He's a sweet kid and she should maybe ask if he's okay. But he looks fine.
"Good luck," she says, and disappears in a puff of smoke.
" - I imagine you are trying to decide how you feel about the person I actually am and how much information you have about the person I actually am."
" no. Uh. You would have appreciated more directly having the 'I tortured him' information - I knew that at the time, too, just couldn't make myself say it - maybe I should've written a letter - you're deeply freaked out about everyone letting me get away with it -"
"That's another thing I didn't really mind until I met you. It is horrible. I'll figure something out. Your society might rub off on people - just having it around as an example -"
"And it could probably be fixed without going fully decentralized but on the other hand that might be the fastest way to kick it, and Elves are very slow about social change."
"I've noticed that. For example, you collectively rejected the Valar's entire project and I haven't heard any alternative rationale presented for the thing about gay people."
"Ewwww, weird, they deserve whatever happens to them as a consequence of being weird? I dunno about that."
"There's cultural residue of the - understanding we were raised with - but it mostly is just 'I don't want to think about that'."
"Yeah." Sigh. "Uh, I have a list. One item on my list is actually that I'm weirded out by how you - used - the background assumptions about what being King entitles you to, about whether gay people have it coming, etcetera - you obviously have a lot of influence and you can afford to spend it towards personal projects or you wouldn't have hit on me and arranged for everyone to support the version of reality that allowed that."
"Yeah. I thought I was entitled to that, I could have changed how people felt about it and I didn't because I found it comfortable and reassuring. They thought being gay was horrible but they'd forgive it from me. Felt like - a kind of loyalty that wasn't all about the war."
"I enjoyed the fact that people would overlook my conduct. It was more reassuring the more objectionable they found it, because it was a - stronger signal that they really were unconditionally loyal to me, and I liked that they were unconditionally loyal to me. I didn't consciously encourage the prejudice - and it's gotten substantially better than it used to be - but that's part of the reason I didn't push much harder, you know, find the most competent closeted people I knew and offer to protect them in coming out and living openly - I could have done it if I'd put everything into it. I don't think it was badly spent on the things I spent it on instead, but I could have done it."
"No. But, uh, I think I could get the thing I get from unconditional loyalty out of - conditional loyalty that's conditional on the kind of person I am, coupled with being a good person."

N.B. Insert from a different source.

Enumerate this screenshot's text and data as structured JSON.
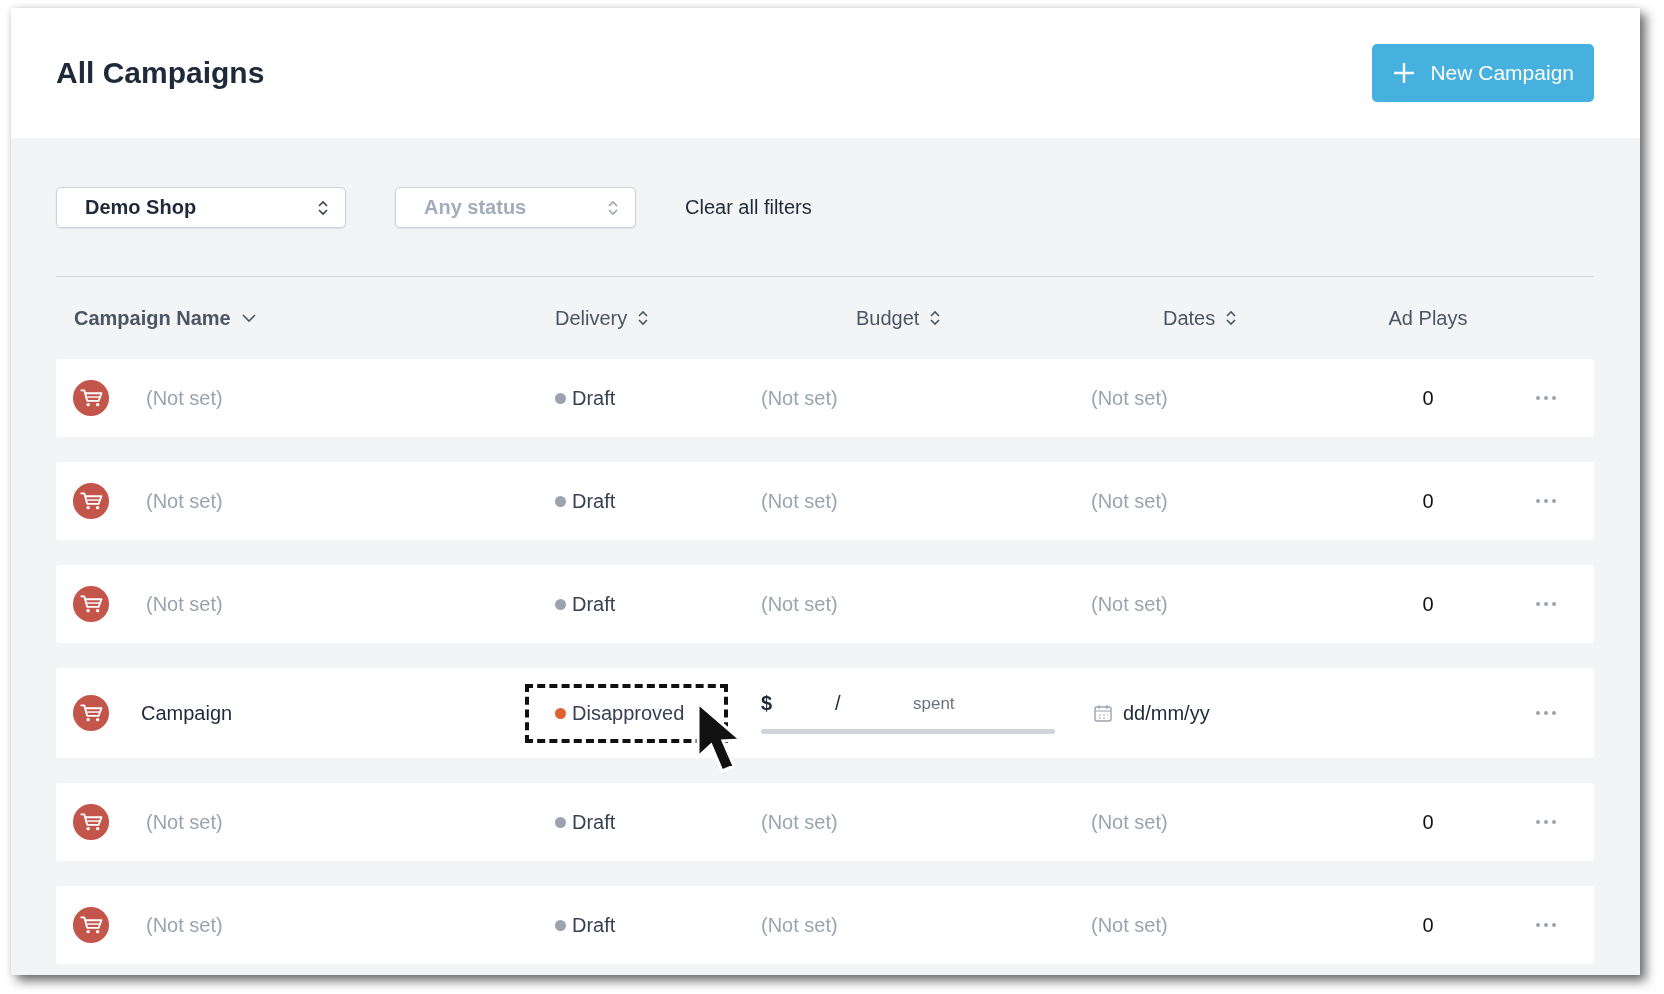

" - safety, comfort, a sense I can stop walking such a narrow line - that I can let whatever I am show and I won't lose everything for it - that's why conditional loyalty coupled with actually being a good person works, while conditional loyalty along with my willingness to play nice doesn't meet this desire at all - flexibility, the confidence that no matter what gets thrown at me I won't be scrambling to put together another coalition -"
"Do you think you can do actually-a-good-person to the point where you'd have all that?"
"Well, see, before I met you I didn't think so. But now - yeah. I can. On my own, even, if I have to."